The chill that has crept over some segments of the Toronto housing market may soon extend to one of its persistent hot spots: condominiums.
Evidence of a slowdown is emerging as new rules make it tougher to get a mortgage and borrowing costs rise for the first time in almost a decade. That’s reducing the appeal of Toronto condos, whose average price now exceeds $560,000. Projects are taking longer to sell and, in some areas, developers are using incentives to move units.
“There are cash incentives being offered, discount parking being offered,” said Robert Gidwani, a broker at REsource Realty. “We’ve seen a bit more incentives especially in the resale market, we are seeing fewer multiple offers coming in.”
Christopher Bibby, a broker at RE/MAX Hallmark Bibby Group Realty, said demand is still “extremely active” for condos with “wow factor,” such as a one-bedroom unit near Bloor St. with unobstructed views of the water that sold for the list price of $629,900 in less than 48 hours.
But more generic inventory is taking longer to sell. “You’re not seeing the same pace of growth or aggressiveness on the buyer side,” he said.

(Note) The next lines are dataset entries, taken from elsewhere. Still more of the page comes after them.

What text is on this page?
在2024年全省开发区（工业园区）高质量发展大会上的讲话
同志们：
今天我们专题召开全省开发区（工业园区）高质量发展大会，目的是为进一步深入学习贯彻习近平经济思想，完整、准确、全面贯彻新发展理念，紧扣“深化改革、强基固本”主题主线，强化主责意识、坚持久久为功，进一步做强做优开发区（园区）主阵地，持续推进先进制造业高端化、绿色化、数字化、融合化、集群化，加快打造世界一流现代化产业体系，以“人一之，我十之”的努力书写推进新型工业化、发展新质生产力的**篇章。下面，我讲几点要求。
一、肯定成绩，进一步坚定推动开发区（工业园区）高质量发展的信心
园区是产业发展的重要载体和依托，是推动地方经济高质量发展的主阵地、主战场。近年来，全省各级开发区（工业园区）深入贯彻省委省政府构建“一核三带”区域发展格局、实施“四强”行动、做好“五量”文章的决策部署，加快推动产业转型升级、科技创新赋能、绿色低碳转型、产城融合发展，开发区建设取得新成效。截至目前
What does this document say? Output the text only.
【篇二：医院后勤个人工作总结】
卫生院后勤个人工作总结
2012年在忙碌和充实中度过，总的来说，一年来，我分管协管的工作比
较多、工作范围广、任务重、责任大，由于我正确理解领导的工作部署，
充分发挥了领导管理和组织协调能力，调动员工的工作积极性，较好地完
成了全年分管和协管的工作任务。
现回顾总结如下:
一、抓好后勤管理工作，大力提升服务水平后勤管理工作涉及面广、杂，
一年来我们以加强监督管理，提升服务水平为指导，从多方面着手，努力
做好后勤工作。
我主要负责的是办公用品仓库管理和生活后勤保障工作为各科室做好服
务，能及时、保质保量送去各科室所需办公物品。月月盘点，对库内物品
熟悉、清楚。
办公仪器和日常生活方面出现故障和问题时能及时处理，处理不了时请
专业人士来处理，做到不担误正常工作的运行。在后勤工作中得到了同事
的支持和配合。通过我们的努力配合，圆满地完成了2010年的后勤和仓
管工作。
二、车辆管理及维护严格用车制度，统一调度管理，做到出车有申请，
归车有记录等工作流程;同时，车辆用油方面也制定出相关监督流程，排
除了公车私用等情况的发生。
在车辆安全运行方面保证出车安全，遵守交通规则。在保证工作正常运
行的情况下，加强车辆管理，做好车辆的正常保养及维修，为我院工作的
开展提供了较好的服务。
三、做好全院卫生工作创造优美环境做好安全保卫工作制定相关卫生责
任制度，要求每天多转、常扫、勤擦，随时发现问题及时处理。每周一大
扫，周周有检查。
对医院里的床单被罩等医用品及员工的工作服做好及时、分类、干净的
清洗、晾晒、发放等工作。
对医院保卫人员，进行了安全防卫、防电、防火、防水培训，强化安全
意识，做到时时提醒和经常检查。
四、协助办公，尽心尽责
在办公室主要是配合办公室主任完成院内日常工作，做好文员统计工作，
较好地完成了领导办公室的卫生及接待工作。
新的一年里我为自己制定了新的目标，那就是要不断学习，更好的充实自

The question is whether condos will join the slump in the single-family home segment, signalling a broader correction in the Canadian housing market, a risk policymakers have flagged for several years but which has so far failed to materialize. Condos accounted for 30 per cent of total Toronto sales in May.
Some developers are starting to give buyers longer than the usual six months to come up with a down payment, which usually ranges from 15 to 25 per cent. “That really increases the affordability level for people who are saving and paying as they go,” Gidwani said.